Au bout de sept ans de blocus ou de siège, la situation est au point mort.

Pépin décide d’agir autrement. Une bonne partie de la population est restée chrétienne, malgré le pouvoir politique musulman, et reste soumise au régime spécifique imposé à tout non-musulman, la dhimmitude.

Un accord est passé entre les Francs et la population, qui se soulève contre la garnison mahométane. Ayant égorgé toute la garnison, racontent les chroniques du Languedoc, la ville s’ouvre aux Francs en 759, soit quarante ans après sa prise par les musulmans. Avec la reconquête de Narbonne, l’ancienne Septimanie est rattachée au roi des Francs et écarte définitivement toute domination musulmane, alors qu’elle a été une des cinq provinces de l’Espagne musulmane et comprenait les départements actuels du Gard, l’Hérault, l’Aude et les Pyrénées orientales.

Les relations entre Pépin et le monde arabe ne s’arrêtent pas là. Après avoir défait les musulmans et leur avoir repris le contrôle de cette dernière partie de la future France, Pépin n’hésite pas à rencontrer un ambassadeur du calife d’Orient. La raison est apparemment simple : en Espagne, tout est en train de changer, en particulier à Cordoue.

Abd al-Rahman, le nouveau calife de Cordoue s’est constitué un pays indépendant du califat d’Orient. Il ne se soumet plus au versement d’un tribut régulier et peut consacrer toutes ses ressources au développement du pays. Ce sera une nouvelle étape économique pour l’Andalousie, qui n’aura

quasiment plus à se battre ni avec les Francs ni avec l’Afrique. C’est le début de ce qui sera appelé l’âge d’or de l’Espagne musulmane. Le tribut demandé aux chrétiens deviendra fixe et non plus variable, comme auparavant. Le pouvoir établit le montant annuel à 10 000 onces d’or, 10 000 livres d’argent, 10 000 chevaux, 10 000 mulets, 1 000 cuirasses, 1 000 lances et 1 000 épées4. Cependant, son pouvoir est remis en cause par le califat d’Orient. Pour éviter tout risque d’invasion par Gibraltar, il fait construire dans chaque grand port d’Andalousie des bateaux destinés à empêcher toute arrivée depuis l’Afrique.

C’est dans ce contexte que des négociations ont lieu entre le califat d’Orient et Pépin. Peu d’éléments sont parvenus à propos de cette diplomatie nouvelle pour l’Occident. Soit Pépin veut s’assurer de la neutralité du califat d’Orient, soit celui-ci veut que le roi fasse obstacle aux ambitions du nouveau maître de Cordoue, qui laisse subsister la dynastie des Omeyyades décimée à Damas. Ces ambassadeurs sont arrivés par Marseille5 et les négociations ont duré trois ans : c’est le début d’une relation diplomatique entre le monde musulman et le monde chrétien des Francs, mais ce n’est pas la fin des confrontations. Elles vont durer encore de longues décennies. Et c’est désormais à Charlemagne que cela incombe, puisque son père décède en l’an 768.
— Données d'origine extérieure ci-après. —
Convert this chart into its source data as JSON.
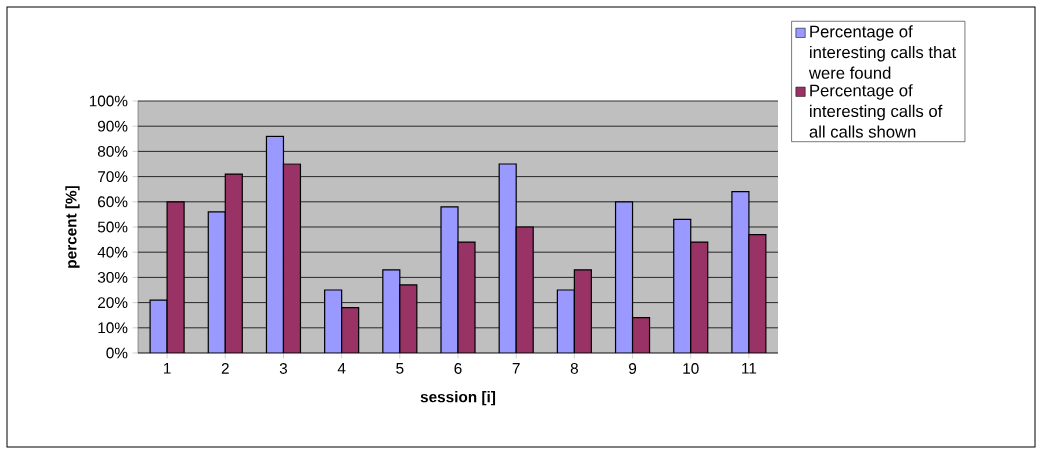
{
  "chart_data": {
    "type": "bar",
    "xlabel": "session [i]",
    "ylabel": "percent [%]",
    "categories": [
      "1",
      "2",
      "3",
      "4",
      "5",
      "6",
      "7",
      "8",
      "9",
      "10",
      "11"
    ],
    "series": [
      {
        "name": "Percentage of interesting calls that were found",
        "color": "#9999ff",
        "values": [
          21,
          56,
          86,
          25,
          33,
          58,
          75,
          25,
          60,
          53,
          64
        ]
      },
      {
        "name": "Percentage of interesting calls of all calls shown",
        "color": "#993366",
        "values": [
          60,
          71,
          75,
          18,
          27,
          44,
          50,
          33,
          14,
          44,
          47
        ]
      }
    ],
    "ylim": [
      0,
      100
    ],
    "yticks": [
      {
        "value": 0,
        "label": "0%"
      },
      {
        "value": 10,
        "label": "10%"
      },
      {
        "value": 20,
        "label": "20%"
      },
      {
        "value": 30,
        "label": "30%"
      },
      {
        "value": 40,
        "label": "40%"
      },
      {
        "value": 50,
        "label": "50%"
      },
      {
        "value": 60,
        "label": "60%"
      },
      {
        "value": 70,
        "label": "70%"
      },
      {
        "value": 80,
        "label": "80%"
      },
      {
        "value": 90,
        "label": "90%"
      },
      {
        "value": 100,
        "label": "100%"
      }
    ],
    "grid": "y",
    "legend": "top right"
  }
}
1. Il semblerait que la première utilisation de ce terme vienne du père Lacordaire en 1841.

2. Une branche des chiites kaysanites.

3. Selon l’historien contemporain Paul Diacre.

4. Louis Viardot, op. cit.

5. Ce qui exclut a priori que ce soit des ambassadeurs de Cordoue, comme certains l’ont affirmé, car ils seraient passés facilement par les terres.